Cisjordanie et Gaza : l’armée israélienne entrave les journalistes
En Cisjordanie occupée, les reporters palestiniens font face à de plus en plus d’entraves de la part des forces israéliennes, et les équipes de télévision internationale se voient régulièrement interdire l’accès à certaines zones. Depuis le début de la guerre, Israël maintient une interdiction totale d’accès pour la presse internationale dans la bande de Gaza, où 260 journalistes gazaouis ont été tués dans l’enclave.
En Cisjordanie occupée, les journalistes palestiniens rencontrent de plus en plus d’entraves de la part des forces israéliennes. Mohamed Mansour, un reporter de l’agence WAFA, a vécu cette réalité lors d’un reportage. Malgré une identification claire de son véhicule de presse, il a été la cible de tirs directs.
« C’était un tir direct sur notre voiture, alors que nous étions identifiés comme ‘presse’. Nous avions un signe presse sur le capot avant et sur les portières », raconte le journaliste. Une balle a perforé la portière de son véhicule, le blessant, tandis qu’une autre est venue se loger dans la banquette arrière. Pour lui, cette attaque n’est pas le fruit du hasard : « On est victime d’un ciblage délibéré. Ça nous met une pression dingue sur le terrain. »
**La presse internationale également entravée**
Les correspondants étrangers subissent également ces obstacles. Les équipes de télévision internationale se voient souvent interdites d’accès à certaines zones, notamment près des avant-postes de colons en Cisjordanie occupée. L’armée israélienne multiplie les blocages, empêchant les journalistes de rendre compte de la réalité du terrain.
Cette stratégie de contrôle de l’information vise, selon les observateurs, à limiter la couverture médiatique des événements dans les territoires occupés.
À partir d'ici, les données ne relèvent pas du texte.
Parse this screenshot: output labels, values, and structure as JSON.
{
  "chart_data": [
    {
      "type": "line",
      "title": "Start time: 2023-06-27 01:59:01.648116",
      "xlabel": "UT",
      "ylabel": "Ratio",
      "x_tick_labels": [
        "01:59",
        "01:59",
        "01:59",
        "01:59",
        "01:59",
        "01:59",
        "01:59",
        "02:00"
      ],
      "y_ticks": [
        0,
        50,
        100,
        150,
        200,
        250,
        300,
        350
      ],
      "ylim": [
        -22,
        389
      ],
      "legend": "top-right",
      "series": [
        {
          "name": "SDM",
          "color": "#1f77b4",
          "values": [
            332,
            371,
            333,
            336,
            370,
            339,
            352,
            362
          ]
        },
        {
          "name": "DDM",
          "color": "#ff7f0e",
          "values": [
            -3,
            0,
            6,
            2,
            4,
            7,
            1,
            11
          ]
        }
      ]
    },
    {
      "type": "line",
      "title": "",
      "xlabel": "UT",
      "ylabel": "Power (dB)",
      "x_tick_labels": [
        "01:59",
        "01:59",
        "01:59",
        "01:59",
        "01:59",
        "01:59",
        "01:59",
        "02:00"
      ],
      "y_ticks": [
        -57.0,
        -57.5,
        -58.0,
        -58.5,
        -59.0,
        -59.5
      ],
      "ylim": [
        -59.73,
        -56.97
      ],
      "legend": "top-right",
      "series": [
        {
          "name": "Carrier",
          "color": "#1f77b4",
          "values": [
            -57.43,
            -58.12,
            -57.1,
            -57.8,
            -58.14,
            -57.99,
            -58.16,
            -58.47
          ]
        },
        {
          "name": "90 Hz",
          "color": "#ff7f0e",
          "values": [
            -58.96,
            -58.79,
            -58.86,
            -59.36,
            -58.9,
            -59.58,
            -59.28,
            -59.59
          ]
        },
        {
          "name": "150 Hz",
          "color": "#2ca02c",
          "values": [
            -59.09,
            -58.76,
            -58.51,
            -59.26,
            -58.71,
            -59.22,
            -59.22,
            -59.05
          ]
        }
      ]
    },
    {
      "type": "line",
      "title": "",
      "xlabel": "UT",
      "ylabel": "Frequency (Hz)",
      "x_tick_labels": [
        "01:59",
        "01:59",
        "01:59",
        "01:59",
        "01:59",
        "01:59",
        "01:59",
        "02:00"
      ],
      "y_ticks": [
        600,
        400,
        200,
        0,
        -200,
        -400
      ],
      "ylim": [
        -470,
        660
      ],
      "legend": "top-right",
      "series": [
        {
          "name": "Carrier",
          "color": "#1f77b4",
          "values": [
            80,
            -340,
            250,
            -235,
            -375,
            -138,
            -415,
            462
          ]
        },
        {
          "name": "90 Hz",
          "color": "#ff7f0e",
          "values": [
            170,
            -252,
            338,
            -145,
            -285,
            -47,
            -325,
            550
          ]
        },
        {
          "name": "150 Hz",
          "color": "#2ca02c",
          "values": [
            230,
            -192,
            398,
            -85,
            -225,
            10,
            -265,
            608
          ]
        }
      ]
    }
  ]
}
Arnaud Miguet, correspondant chef de bureau de France Télévision au Proche-Orient, livre son analyse sur ces restrictions : « Peut-être pour nous empêcher d’approcher, pour montrer qu’ils contrôlent le terrain et de facto entraver le travail de journaliste. »
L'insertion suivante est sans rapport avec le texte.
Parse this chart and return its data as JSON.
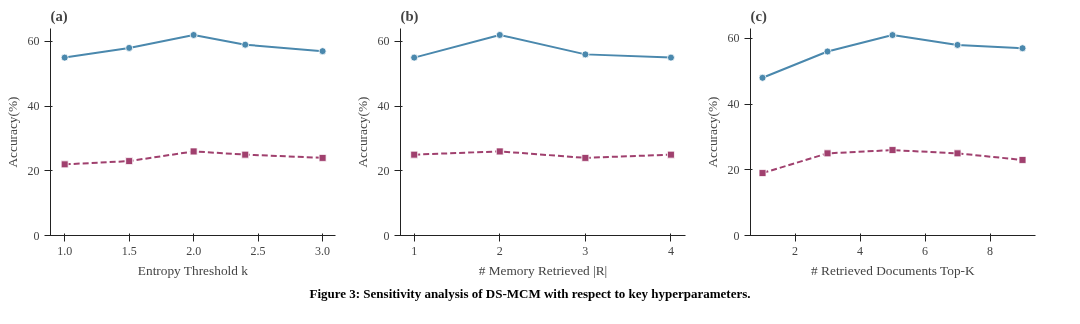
{
  "chart_data": [
    {
      "type": "line",
      "title": "(a)",
      "xlabel": "Entropy Threshold k",
      "ylabel": "Accuracy(%)",
      "x": [
        1.0,
        1.5,
        2.0,
        2.4,
        3.0
      ],
      "xlim": [
        0.89,
        3.1
      ],
      "xticks": [
        {
          "value": 1.0,
          "label": "1.0"
        },
        1.5,
        {
          "value": 2.0,
          "label": "2.0"
        },
        2.5,
        {
          "value": 3.0,
          "label": "3.0"
        }
      ],
      "ylim": [
        0,
        64
      ],
      "yticks": [
        0,
        20,
        40,
        60
      ],
      "grid": false,
      "series": [
        {
          "color": "#4a88ad",
          "marker": "circle",
          "line_style": "solid",
          "values": [
            55,
            58,
            62,
            59,
            57
          ]
        },
        {
          "color": "#a0406e",
          "marker": "square",
          "line_style": "dashed",
          "values": [
            22,
            23,
            26,
            25,
            24
          ]
        }
      ]
    },
    {
      "type": "line",
      "title": "(b)",
      "xlabel": "# Memory Retrieved |R|",
      "ylabel": "Accuracy(%)",
      "x": [
        1,
        2,
        3,
        4
      ],
      "xlim": [
        0.84,
        4.17
      ],
      "xticks": [
        1,
        2,
        3,
        4
      ],
      "ylim": [
        0,
        64
      ],
      "yticks": [
        0,
        20,
        40,
        60
      ],
      "grid": false,
      "series": [
        {
          "color": "#4a88ad",
          "marker": "circle",
          "line_style": "solid",
          "values": [
            55,
            62,
            56,
            55
          ]
        },
        {
          "color": "#a0406e",
          "marker": "square",
          "line_style": "dashed",
          "values": [
            25,
            26,
            24,
            25
          ]
        }
      ]
    },
    {
      "type": "line",
      "title": "(c)",
      "xlabel": "# Retrieved Documents Top-K",
      "ylabel": "Accuracy(%)",
      "x": [
        1,
        3,
        5,
        7,
        9
      ],
      "xlim": [
        0.63,
        9.4
      ],
      "xticks": [
        2,
        4,
        6,
        8
      ],
      "ylim": [
        0,
        63
      ],
      "yticks": [
        0,
        20,
        40,
        60
      ],
      "grid": false,
      "series": [
        {
          "color": "#4a88ad",
          "marker": "circle",
          "line_style": "solid",
          "values": [
            48,
            56,
            61,
            58,
            57
          ]
        },
        {
          "color": "#a0406e",
          "marker": "square",
          "line_style": "dashed",
          "values": [
            19,
            25,
            26,
            25,
            23
          ]
        }
      ],
      "annotations": [
        "Figure 3: Sensitivity analysis of DS-MCM with respect to key hyperparameters."
      ]
    }
  ]
}
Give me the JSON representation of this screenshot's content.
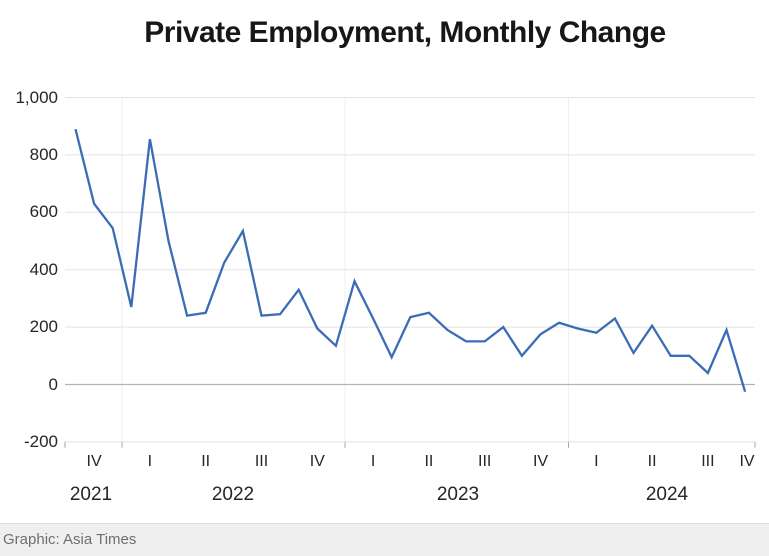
{
  "title": "Private Employment, Monthly Change",
  "footer": {
    "credit": "Graphic: Asia Times"
  },
  "chart_data": {
    "type": "line",
    "title": "Private Employment, Monthly Change",
    "x": [
      "Oct 2021",
      "Nov 2021",
      "Dec 2021",
      "Jan 2022",
      "Feb 2022",
      "Mar 2022",
      "Apr 2022",
      "May 2022",
      "Jun 2022",
      "Jul 2022",
      "Aug 2022",
      "Sep 2022",
      "Oct 2022",
      "Nov 2022",
      "Dec 2022",
      "Jan 2023",
      "Feb 2023",
      "Mar 2023",
      "Apr 2023",
      "May 2023",
      "Jun 2023",
      "Jul 2023",
      "Aug 2023",
      "Sep 2023",
      "Oct 2023",
      "Nov 2023",
      "Dec 2023",
      "Jan 2024",
      "Feb 2024",
      "Mar 2024",
      "Apr 2024",
      "May 2024",
      "Jun 2024",
      "Jul 2024",
      "Aug 2024",
      "Sep 2024",
      "Oct 2024"
    ],
    "values": [
      890,
      630,
      545,
      270,
      855,
      500,
      240,
      250,
      425,
      535,
      240,
      245,
      330,
      195,
      135,
      360,
      230,
      95,
      235,
      250,
      190,
      150,
      150,
      200,
      100,
      175,
      215,
      195,
      180,
      230,
      110,
      205,
      100,
      100,
      40,
      190,
      -25
    ],
    "ylim": [
      -200,
      1000
    ],
    "y_tick_values": [
      1000,
      800,
      600,
      400,
      200,
      0,
      -200
    ],
    "y_tick_labels": [
      "1,000",
      "800",
      "600",
      "400",
      "200",
      "0",
      "-200"
    ],
    "quarter_labels": [
      "IV",
      "I",
      "II",
      "III",
      "IV",
      "I",
      "II",
      "III",
      "IV",
      "I",
      "II",
      "III",
      "IV"
    ],
    "year_labels": [
      "2021",
      "2022",
      "2023",
      "2024"
    ],
    "legend": "none",
    "grid": "horizontal gridlines every 200; vertical separators at year boundaries; darker zero line",
    "line_color": "#3c6cb4"
  }
}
**Gaza : une zone interdite à la presse internationale**
La situation est encore plus grave dans la bande de Gaza, où Israël impose une interdiction totale d’accès à la presse internationale depuis le début de la guerre. Seuls les journalistes locaux continuent d’informer sur la situation dans l’enclave, risquant leur vie.
« Nous devons continuer à parler de ce que nous vivons face au massacre ici. Car si nous ne le faisons pas, qui le fera ? », interroge Ruba Ajrami, jeune journaliste pour TRT Arabic. Sur le terrain, le bilan est lourd pour ceux qui s’efforcent de documenter la guerre : 260 journalistes gazaouis ont été tués dans l’enclave depuis le début du conflit, illustrant les dangers extrêmes auxquels ils sont confrontés.
Face à cette situation, la presse internationale a saisi la cour suprême israélienne pour exiger l’accès à Gaza. Cependant, l’institution tarde à rendre sa décision, maintenant ainsi le statu quo. L’armée israélienne n’a pas répondu aux demandes d’interview de la RTBF concernant ces restrictions.
Certains observateurs israéliens comprennent cette stratégie d’accès limité de leur gouvernement : « Israël n’est pas idiot. Si on laisse les journalistes entrer, les images ne seront pas bonnes », explique un témoin, ajoutant que les médias « filmeront la réalité actuelle, mais ils ne montreront pas qu’il y a deux ans, des terroristes sont venus pour nous attaquer. »
**Climat de censure de la presse et démocratie en recul**
En Israël, les voix critiques se font rares depuis les attaques terroristes du 7 octobre 2023. Contredire le discours officiel du gouvernement est mal vu dans une partie de la société israélienne.
Meron Rapaport, journaliste israélien pour le site progressiste « + 972 », dénonce cette dérive et la propagande véhiculée par certains éditorialistes israéliens. « Il y a eu des journalistes qui ont même incité à faire des crimes de guerre. (Et qui ont dit) Il faut tuer un million de Palestiniens », révèle-t-il, illustrant la radicalisation du discours médiatique. Cette situation témoigne d’une dégradation générale de la liberté de la presse dans la région.